假设我有下一个数据:
df <- data.frame(name = c("TO for", "Turnover for people", "HC people",
"Hello world", "beenie man",
"apple", "pears", "TO is"),
number = c(1, 2, 3, 4, 5, 6, 7, 8))
我想根据行字符串模式过滤df,如果name列的行以c("TO", "Turnover", "HC")开头,则过滤else remove。
以下代码给我一条警告信息:
library(data.table)
test <- df[df$name %like% c("TO", "Turnover", "HC"), ]
控制台输出:
Warning message:
In grepl(pattern, vector, ignore.case = ignore.case, fixed = fixed) :
el argumento 'pattern' tiene tiene longitud > 1 y sólo el primer elemento será usado
预期输出应该如下所示:
# name number
# TO for 1
# Turnover for people 2
# HC people 3
# TO is 8
还有其他方法可以做到这一点吗?
%like%未矢量化。
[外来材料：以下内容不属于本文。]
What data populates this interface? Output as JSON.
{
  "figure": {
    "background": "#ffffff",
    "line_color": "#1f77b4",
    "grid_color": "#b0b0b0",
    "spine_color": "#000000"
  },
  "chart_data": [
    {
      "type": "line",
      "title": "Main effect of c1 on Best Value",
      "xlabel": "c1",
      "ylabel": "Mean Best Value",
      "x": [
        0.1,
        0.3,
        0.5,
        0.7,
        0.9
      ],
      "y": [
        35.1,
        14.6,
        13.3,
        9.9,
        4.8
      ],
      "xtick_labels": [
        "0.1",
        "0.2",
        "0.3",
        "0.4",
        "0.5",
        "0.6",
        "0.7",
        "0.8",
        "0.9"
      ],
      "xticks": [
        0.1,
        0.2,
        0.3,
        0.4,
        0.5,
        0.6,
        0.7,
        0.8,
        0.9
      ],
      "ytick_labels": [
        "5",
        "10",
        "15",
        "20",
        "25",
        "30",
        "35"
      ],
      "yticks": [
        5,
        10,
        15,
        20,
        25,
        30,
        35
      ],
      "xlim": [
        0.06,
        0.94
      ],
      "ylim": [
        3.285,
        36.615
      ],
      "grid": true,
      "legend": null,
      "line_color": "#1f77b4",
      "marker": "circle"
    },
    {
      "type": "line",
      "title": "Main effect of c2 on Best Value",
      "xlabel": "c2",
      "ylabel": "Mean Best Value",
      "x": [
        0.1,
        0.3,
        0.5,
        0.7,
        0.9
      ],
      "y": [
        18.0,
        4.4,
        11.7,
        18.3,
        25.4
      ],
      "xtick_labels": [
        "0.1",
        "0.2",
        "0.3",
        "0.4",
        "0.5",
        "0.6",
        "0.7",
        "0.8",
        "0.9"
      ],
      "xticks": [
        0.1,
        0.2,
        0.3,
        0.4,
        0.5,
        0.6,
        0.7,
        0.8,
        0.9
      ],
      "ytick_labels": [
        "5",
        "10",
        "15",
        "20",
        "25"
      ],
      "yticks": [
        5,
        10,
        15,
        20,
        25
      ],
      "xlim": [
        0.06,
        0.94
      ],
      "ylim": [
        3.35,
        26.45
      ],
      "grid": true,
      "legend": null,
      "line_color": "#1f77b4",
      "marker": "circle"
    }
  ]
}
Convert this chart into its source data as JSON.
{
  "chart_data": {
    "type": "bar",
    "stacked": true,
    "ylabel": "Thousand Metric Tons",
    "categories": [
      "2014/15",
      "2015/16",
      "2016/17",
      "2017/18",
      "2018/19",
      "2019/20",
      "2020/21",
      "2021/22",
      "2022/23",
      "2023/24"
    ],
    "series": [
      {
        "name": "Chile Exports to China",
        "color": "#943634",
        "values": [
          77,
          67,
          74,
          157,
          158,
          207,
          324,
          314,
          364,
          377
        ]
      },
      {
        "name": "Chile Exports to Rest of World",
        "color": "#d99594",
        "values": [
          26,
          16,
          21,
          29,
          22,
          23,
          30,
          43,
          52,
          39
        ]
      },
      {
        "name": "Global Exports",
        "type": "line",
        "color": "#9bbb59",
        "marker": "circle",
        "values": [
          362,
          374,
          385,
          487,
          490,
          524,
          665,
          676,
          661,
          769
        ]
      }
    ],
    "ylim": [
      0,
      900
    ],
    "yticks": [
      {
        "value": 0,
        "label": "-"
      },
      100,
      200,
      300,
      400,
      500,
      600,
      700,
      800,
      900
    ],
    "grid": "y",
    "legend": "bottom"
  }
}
我们可能需要通过pattern、vector和Reduce将其循环到单个逻辑向量
i1 <- Reduce(`|`, lapply(c("TO", "Turnover", "HC"), `%like%`, vector = df$name))
df[i1,]
# name number
#1 TO for 1
#2 Turnover for people 2
#3 HC people 3
#8 TO is 8
或者这可以通过grepl通过|将vector折叠成单个字符串来实现
pat <- paste(c("TO", "Turnover", "HC"), collapse= "|")
df[grepl(pat, df$name),]
# name number
#1 TO for 1
#2 Turnover for people 2
#3 HC people 3
#8 TO is 8
也可用于%like%和
df[df$name %like% pat,]